Acting Transportation Department Inspector General Todd Zinser said Wednesday that the data is routinely encrypted but it was removed as part of software upgrades, despite an Office of Management and Budget request for all government mobile computer devices containing sensitive information to be encrypted.
The laptop is a Dell Latitude model and is believed to contain four databases with the names, Social Security numbers, dates of birth and addresses of 42,792 Florida pilots, 80,667 Miami-Dade County commercial driver's license holders, 9,005 individuals who obtained their personal driver's licenses in the Tampa area and another 491 drivers who obtained their commercial driver's license in the Tampa area.

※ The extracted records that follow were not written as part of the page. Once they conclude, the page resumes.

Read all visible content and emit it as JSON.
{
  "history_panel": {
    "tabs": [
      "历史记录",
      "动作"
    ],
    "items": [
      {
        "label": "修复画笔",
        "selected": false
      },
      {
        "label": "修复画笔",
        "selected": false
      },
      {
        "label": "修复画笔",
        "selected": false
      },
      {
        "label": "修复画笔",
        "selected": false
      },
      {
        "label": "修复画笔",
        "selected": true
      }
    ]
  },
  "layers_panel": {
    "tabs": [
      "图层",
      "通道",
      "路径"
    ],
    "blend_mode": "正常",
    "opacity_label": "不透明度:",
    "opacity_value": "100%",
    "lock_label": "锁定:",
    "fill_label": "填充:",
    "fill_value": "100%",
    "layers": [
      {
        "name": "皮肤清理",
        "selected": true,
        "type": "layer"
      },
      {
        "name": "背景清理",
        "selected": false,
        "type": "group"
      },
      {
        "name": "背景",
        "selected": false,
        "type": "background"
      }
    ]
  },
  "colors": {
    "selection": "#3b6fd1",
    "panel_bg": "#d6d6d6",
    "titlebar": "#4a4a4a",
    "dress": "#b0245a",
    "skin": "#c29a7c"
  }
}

The IG office stated the computer is password protected, but experts say that a computer with only a routine system password could be easily accessed by someone interested in misusing identities for credit theft purposes.
In an Aug. 9 letter to members of Congress, Zinser said he did not learn of the July 27 theft until July 31 and he did not learn of the presence of the databases containing sensitive information until Aug. 5.

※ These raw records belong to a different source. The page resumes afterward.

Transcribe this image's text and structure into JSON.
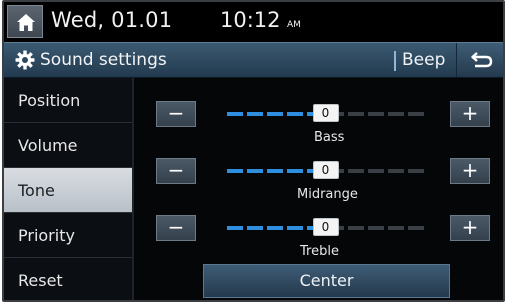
{
  "status_bar": {
    "home_icon": "home-icon",
    "date": "Wed, 01.01",
    "time": "10:12",
    "ampm": "AM"
  },
  "title_bar": {
    "icon": "gear-icon",
    "title": "Sound settings",
    "beep_label": "Beep",
    "back_icon": "back-arrow-icon"
  },
  "sidebar": {
    "items": [
      {
        "label": "Position",
        "active": false
      },
      {
        "label": "Volume",
        "active": false
      },
      {
        "label": "Tone",
        "active": true
      },
      {
        "label": "Priority",
        "active": false
      },
      {
        "label": "Reset",
        "active": false
      }
    ]
  },
  "tone": {
    "minus_label": "−",
    "plus_label": "+",
    "sliders": [
      {
        "name": "Bass",
        "value": "0",
        "level": 0.5
      },
      {
        "name": "Midrange",
        "value": "0",
        "level": 0.5
      },
      {
        "name": "Treble",
        "value": "0",
        "level": 0.5
      }
    ],
    "center_label": "Center"
  },
  "colors": {
    "track_active": "#2f8ee0",
    "track_inactive": "#3a3f45",
    "accent": "#2f8ee0"
  }
}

An instruction sheet given to all IG office employees to whom laptops are assigned states that all data is supposed to be saved in an encrypted folder.
David Barnes, a spokesman for the IG office, said the office maintains its own IT operations that mirror the policies established by the department's chief information officer.
Chris Fedde, senior vice president and general manager of SafeNet's enterprise security division, said a common way to protect sensitive data is to encrypt the entire hard drive, but a drawback is that when you have to do repairs or install new software, you have to decrypt it.
"Normally that's a tightly controlled process," Fedde said. "I bet [the IG office] has a new policy by now."
Special agents in the IG's Miami office were using the databases as part of a multi-agency task force working to identify the use of fraudulent information to obtain driver's licenses or flying certificates. Past use of this type of data has led to guilty pleas in licensing fraud cases, the IG office said in a statement.
The IG office stated that it does not believe thieves targeted the laptop because of the information it contained. A full-scale effort is being undertaken to recover the laptop, Zinser said.
On June 23, OMB Deputy Director for Management Clay Johnson signed a memorandum urging, but not requiring, agencies to encrypt data on remote computer devices holding sensitive information, among other things.
The request came in the wake of a series of data breaches involving sensitive information, namely the early May theft of Veterans Affairs Department computer equipment containing the personal information of 26.5 million people.
Johnson said in the memo that most agencies already take this precaution. But Alan Paller, director of research at the SANS Institute in Bethesda, Md., a nonprofit cybersecurity research organization, said policies do not equal implementation.
To ensure that every security policy is constantly followed, agencies need to implement automated monitoring systems, Paller said. Such systems could, for instance, check machines for compliance every time they are connected to the agency's network, he said.